The majority of American workers hold out hope that something will happen to ensure they won’t have to work anymore. This can be seen in the rise of sports betting, crypto prospecting, and voting for a presidential candidate who promises to magically make groceries cheaper. Anyone can see that those who work the hardest in our society tend to get paid the least, while a small minority at the top have nothing but time and endless resources; so why would anyone want to work hard? Unfortunately, none of us will be pulled out of a life of toil by a generous billionaire because the generous billionaire is a myth. For most of us, no amount of savvy speculation or cozying up to rich boys will ever get us into that stratospheric level of wealth. 

Instead, we have to work — not only at the wage jobs that keep food on the table, but at building working-class organizations to contest the power of the billionaire class. It sucks. It is nothing but the promise of hard work forever.

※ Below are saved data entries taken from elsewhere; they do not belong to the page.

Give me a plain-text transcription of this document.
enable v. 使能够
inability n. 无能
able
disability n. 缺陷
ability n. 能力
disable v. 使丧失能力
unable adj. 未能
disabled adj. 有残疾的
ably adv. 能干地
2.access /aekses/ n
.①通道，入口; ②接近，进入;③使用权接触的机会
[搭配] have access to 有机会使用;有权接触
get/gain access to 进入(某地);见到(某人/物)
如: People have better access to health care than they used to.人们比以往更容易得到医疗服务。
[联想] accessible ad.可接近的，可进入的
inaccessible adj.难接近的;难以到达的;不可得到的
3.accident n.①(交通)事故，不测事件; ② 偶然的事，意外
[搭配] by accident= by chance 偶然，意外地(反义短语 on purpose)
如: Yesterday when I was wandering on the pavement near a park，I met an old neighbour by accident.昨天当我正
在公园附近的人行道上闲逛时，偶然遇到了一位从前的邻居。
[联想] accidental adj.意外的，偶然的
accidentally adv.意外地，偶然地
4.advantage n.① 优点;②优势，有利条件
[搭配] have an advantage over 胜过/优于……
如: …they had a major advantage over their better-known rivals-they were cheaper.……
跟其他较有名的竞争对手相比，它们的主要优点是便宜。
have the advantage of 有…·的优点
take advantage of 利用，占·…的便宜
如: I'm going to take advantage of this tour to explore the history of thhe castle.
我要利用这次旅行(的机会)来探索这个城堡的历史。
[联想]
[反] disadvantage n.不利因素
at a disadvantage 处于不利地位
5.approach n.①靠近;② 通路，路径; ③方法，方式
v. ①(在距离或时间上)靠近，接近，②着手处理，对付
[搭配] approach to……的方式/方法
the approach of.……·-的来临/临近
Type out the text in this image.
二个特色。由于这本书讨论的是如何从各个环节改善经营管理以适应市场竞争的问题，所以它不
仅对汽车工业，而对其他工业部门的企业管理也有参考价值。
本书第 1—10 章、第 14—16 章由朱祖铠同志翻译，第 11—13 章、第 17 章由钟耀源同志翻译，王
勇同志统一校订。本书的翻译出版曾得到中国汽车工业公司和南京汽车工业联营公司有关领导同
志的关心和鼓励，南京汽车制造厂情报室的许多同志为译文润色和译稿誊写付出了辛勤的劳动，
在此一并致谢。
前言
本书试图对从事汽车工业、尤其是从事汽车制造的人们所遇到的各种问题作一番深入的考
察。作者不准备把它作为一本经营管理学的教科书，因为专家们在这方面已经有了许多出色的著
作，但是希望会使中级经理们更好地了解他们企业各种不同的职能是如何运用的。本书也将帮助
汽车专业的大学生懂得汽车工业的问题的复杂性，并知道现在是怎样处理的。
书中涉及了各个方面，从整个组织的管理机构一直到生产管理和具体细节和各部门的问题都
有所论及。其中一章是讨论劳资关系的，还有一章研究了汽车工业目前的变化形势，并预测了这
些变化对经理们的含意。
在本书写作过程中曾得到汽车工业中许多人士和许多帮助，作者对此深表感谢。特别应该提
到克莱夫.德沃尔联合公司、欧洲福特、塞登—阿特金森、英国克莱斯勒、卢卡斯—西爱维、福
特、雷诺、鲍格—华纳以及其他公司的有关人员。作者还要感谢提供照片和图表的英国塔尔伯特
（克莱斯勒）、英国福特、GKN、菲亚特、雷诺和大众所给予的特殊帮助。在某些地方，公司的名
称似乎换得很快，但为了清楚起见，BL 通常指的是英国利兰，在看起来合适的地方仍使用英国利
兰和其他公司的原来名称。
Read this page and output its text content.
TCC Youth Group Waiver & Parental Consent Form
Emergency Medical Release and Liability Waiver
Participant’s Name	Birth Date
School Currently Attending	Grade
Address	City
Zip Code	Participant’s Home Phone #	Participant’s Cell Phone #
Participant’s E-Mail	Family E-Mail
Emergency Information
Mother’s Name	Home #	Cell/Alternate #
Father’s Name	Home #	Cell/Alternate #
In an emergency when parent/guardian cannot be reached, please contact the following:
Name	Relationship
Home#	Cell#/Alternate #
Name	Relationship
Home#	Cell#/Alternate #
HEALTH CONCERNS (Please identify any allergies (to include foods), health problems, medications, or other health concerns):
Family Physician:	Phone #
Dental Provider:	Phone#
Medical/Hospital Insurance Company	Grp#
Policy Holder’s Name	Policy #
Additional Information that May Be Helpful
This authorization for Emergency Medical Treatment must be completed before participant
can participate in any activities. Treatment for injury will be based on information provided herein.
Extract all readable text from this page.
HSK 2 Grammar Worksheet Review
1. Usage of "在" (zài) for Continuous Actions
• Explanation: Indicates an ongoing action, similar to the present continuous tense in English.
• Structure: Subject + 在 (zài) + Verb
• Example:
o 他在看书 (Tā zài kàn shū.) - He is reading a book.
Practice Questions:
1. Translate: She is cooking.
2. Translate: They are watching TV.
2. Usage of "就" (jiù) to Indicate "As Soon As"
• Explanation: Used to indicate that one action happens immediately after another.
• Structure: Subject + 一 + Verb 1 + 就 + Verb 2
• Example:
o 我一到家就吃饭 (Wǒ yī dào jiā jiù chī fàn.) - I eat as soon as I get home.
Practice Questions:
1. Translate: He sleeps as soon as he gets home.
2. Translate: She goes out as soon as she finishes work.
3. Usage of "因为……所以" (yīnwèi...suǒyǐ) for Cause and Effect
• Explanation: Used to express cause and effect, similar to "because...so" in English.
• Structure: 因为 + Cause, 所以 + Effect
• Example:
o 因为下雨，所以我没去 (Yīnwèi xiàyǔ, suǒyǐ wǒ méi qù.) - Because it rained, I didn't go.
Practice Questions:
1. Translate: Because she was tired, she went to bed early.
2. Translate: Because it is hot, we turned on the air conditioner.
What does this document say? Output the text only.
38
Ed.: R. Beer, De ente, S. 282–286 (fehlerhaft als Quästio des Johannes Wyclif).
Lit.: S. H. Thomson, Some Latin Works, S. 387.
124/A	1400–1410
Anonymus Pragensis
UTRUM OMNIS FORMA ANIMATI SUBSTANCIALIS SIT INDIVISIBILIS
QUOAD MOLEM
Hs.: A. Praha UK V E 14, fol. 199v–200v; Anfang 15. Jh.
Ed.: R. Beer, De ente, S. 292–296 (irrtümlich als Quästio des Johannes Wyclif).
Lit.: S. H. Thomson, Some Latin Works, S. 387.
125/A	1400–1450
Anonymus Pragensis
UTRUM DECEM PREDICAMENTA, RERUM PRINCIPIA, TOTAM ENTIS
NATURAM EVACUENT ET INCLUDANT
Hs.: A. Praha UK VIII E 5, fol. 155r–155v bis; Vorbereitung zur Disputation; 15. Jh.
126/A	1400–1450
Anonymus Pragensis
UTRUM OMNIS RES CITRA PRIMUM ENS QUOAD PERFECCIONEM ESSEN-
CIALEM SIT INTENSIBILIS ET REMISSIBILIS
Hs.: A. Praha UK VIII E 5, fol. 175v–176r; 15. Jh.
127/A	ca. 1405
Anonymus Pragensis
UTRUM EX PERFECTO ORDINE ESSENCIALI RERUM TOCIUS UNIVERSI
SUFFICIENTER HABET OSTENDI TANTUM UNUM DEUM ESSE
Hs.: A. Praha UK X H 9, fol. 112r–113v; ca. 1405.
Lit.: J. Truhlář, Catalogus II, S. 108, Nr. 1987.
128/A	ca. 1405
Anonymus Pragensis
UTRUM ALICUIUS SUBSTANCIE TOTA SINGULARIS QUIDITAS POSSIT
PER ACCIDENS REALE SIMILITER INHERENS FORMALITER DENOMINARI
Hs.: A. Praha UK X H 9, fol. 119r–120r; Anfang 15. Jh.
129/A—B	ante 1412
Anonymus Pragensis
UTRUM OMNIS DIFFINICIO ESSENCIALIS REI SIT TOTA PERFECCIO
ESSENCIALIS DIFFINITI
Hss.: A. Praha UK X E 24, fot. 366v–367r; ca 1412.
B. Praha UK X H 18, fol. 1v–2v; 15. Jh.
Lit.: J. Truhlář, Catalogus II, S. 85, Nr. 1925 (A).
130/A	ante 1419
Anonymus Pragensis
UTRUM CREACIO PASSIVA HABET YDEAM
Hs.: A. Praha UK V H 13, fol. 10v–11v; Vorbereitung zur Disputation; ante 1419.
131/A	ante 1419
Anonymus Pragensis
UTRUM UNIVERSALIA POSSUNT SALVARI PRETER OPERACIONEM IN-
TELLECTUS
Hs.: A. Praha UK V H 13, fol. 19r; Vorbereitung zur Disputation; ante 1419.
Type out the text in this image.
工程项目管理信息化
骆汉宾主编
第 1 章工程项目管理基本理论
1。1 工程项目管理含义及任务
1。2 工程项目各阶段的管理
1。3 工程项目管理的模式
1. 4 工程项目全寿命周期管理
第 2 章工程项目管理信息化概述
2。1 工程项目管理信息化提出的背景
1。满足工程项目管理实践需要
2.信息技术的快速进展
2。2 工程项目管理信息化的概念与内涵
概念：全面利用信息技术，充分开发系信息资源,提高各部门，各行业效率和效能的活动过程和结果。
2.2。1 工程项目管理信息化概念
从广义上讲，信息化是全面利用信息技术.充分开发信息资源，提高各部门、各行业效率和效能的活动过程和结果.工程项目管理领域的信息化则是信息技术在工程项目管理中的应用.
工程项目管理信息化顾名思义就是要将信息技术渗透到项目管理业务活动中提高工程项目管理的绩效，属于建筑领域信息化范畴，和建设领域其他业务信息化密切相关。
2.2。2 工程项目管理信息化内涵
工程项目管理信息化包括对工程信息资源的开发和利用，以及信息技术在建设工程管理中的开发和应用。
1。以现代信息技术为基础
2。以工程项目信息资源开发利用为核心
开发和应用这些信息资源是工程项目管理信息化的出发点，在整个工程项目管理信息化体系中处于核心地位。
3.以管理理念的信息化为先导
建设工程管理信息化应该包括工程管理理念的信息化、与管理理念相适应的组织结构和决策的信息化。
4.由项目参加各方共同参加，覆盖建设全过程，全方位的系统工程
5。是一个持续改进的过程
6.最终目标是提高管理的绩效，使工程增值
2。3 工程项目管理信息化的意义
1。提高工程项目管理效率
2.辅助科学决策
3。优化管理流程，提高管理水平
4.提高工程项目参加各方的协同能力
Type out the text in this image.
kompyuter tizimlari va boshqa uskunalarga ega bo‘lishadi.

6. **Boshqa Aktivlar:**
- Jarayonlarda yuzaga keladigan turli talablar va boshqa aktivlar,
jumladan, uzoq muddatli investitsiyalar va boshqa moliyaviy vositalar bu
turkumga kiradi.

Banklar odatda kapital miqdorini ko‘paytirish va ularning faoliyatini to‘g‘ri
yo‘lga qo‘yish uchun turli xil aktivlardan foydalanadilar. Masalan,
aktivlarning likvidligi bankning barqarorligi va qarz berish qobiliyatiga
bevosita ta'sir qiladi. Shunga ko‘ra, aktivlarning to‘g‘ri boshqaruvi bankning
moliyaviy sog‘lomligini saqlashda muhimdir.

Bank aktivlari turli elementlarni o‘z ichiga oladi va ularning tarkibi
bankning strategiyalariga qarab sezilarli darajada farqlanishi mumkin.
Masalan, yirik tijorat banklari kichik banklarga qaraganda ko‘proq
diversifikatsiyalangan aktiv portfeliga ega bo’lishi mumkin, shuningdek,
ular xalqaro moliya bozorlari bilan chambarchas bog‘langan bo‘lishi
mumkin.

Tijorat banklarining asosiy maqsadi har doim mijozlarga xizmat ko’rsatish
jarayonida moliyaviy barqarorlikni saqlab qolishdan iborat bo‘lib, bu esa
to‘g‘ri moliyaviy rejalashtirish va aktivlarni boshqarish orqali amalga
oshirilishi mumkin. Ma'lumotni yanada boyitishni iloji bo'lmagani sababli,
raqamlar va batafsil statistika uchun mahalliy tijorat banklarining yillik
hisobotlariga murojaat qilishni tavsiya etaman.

But building something with our fellow workers is the only way out of this mess, and there is the potential to find dignity in the work we do, despite the scorn for hard work inculcated by capitalist culture. Sean Baker’s direction and editing allow us, the audience, to see the work of Anora and her coworkers for what it is: the provision of a service by professionals. By adopting this perspective, not only nonjudgmental but celebratory, on the work of exotic dancers, Baker opens the door for us to rediscover the dignity in the physical and emotional labor we all do.